We measured analysis time as the years since first valid CAD diagnosis as of Q1 2005 at the earliest (Figure S1, persons 1–5). Following the principles of Hernán et al. (2016) and Emilson et al. (2018), we emulated a target trial [10, 11]. We maximally tripled all eligible observations (measured in person-times) and assigned each copy to the corresponding coronary intervention group (none, BMS, DES, CABG or mixed). In case of a group change we defined a time zero of analysis time (Figure S1, persons 1 & 2).
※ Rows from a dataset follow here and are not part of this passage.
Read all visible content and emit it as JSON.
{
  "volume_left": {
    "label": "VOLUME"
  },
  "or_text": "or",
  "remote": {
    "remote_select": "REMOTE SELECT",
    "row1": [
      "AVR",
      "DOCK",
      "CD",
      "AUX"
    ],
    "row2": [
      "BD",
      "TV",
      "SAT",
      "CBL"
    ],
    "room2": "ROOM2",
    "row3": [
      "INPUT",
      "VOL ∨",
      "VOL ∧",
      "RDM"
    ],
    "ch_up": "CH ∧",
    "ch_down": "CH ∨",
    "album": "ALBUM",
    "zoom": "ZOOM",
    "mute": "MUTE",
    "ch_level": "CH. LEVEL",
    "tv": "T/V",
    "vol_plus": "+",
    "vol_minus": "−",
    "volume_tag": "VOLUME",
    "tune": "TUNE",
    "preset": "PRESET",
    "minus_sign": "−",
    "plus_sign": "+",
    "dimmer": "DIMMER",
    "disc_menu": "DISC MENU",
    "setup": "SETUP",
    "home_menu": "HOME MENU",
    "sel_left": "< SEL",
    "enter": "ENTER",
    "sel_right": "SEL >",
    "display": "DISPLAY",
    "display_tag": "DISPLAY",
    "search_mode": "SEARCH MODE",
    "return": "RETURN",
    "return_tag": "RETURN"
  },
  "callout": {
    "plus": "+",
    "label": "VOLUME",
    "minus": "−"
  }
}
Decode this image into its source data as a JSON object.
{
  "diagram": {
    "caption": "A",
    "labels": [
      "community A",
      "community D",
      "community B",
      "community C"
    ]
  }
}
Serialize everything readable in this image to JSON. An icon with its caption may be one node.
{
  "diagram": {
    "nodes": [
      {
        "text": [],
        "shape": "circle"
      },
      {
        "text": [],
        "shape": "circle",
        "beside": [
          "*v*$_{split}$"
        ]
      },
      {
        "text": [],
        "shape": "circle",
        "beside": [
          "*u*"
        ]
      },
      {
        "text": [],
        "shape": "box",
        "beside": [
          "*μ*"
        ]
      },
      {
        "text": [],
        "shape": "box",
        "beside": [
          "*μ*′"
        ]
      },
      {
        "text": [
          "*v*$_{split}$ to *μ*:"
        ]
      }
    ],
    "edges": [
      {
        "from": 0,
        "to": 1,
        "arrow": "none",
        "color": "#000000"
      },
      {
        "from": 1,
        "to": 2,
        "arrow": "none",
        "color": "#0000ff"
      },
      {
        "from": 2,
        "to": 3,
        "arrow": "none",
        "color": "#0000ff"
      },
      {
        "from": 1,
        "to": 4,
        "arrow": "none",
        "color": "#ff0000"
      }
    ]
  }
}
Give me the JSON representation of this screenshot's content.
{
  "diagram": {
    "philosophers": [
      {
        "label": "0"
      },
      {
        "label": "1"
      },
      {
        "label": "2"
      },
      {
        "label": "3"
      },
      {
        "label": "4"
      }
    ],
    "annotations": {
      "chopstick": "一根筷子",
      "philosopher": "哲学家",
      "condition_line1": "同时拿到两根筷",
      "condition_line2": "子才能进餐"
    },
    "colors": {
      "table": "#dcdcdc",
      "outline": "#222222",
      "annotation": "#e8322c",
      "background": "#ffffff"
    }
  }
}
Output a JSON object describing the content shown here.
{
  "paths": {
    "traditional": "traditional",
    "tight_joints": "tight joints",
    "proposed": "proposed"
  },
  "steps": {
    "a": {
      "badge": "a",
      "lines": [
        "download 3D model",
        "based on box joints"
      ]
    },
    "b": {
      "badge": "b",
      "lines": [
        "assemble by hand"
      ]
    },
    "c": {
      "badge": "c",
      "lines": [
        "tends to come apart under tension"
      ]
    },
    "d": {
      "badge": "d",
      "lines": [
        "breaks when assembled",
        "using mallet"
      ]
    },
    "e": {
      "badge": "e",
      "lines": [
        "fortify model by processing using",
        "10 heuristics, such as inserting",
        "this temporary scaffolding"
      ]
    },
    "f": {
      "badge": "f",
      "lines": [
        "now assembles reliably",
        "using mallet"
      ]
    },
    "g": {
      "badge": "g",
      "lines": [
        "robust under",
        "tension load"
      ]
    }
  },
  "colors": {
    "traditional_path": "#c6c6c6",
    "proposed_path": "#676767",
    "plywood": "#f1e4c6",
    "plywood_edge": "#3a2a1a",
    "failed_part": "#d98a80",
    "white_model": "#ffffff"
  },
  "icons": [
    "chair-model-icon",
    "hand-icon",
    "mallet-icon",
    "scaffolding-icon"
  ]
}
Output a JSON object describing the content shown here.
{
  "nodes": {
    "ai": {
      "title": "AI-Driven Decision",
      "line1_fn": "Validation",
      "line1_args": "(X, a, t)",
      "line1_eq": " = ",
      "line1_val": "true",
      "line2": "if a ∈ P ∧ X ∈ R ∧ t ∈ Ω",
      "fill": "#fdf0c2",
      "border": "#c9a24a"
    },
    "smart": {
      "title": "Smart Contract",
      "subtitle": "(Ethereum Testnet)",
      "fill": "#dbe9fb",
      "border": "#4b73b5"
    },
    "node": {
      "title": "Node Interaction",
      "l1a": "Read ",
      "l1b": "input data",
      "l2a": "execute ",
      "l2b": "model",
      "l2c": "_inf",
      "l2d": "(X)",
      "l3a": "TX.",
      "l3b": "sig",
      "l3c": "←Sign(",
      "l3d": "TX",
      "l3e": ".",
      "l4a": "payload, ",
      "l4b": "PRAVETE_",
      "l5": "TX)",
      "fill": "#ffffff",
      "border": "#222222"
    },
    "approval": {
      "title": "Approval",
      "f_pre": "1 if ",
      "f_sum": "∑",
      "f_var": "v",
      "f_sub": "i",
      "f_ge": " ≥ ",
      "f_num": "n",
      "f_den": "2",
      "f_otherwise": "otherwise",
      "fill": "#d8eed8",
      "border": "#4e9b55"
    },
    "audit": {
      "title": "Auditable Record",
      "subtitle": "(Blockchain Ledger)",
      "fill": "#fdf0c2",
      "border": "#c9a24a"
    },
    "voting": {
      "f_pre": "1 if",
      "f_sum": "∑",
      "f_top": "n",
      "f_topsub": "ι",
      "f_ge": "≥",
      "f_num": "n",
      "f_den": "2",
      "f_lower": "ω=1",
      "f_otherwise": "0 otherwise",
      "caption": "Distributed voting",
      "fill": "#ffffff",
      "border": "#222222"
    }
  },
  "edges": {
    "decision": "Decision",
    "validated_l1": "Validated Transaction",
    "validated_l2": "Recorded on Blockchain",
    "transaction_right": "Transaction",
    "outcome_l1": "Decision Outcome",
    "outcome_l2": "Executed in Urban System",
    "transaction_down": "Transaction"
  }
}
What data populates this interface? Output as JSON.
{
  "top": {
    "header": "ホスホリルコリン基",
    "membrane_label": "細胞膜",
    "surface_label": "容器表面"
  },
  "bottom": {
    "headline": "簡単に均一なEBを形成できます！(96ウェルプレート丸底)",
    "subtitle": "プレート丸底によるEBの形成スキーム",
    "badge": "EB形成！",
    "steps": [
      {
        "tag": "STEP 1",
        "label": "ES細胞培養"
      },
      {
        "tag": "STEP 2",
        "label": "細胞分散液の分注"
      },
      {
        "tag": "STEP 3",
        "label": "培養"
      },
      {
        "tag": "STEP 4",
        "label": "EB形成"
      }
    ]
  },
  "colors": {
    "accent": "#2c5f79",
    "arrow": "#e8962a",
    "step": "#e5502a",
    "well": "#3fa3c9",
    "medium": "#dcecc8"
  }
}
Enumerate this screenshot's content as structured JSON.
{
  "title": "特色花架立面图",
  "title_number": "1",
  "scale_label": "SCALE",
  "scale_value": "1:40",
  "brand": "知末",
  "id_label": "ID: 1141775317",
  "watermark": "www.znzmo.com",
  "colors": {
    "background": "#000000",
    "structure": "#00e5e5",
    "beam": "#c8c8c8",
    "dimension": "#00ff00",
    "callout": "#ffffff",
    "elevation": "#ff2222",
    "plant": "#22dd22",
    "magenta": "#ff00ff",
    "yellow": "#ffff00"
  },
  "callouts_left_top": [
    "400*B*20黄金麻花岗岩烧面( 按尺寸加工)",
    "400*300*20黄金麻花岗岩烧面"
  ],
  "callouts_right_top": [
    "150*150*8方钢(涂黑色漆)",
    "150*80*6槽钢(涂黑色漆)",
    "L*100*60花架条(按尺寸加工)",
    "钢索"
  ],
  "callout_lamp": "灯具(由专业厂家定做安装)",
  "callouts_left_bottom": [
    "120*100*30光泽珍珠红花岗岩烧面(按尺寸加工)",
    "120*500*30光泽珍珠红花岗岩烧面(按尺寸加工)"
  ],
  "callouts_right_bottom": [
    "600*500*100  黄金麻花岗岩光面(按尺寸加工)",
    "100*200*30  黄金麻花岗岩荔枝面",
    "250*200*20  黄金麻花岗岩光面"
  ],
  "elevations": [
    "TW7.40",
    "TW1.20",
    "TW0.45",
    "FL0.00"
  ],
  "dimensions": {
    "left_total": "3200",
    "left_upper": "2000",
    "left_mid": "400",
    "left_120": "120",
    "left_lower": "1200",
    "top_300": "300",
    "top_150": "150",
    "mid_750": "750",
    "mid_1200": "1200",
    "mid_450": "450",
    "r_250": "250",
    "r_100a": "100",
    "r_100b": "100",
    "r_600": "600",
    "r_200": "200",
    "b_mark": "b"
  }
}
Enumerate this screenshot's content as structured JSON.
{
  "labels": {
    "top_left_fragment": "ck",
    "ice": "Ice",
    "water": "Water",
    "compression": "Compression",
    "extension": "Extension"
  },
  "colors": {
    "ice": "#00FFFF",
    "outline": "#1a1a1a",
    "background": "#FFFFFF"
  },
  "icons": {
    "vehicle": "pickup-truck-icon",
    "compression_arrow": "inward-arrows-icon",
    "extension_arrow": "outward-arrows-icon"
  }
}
Coronary intervention simultaneous with the first valid CAD diagnosis (study entry) was also possible (Figure S1, persons 3 & 5). To face the immortal time bias, we censored CAD patients after a follow-up of 3 years spend in the category of BMS, DES or CABG (Figure S1, persons 2, 3 & 5). Person-times spend in the categories of none and mixed had no observational time limit (Figure S1, person 4).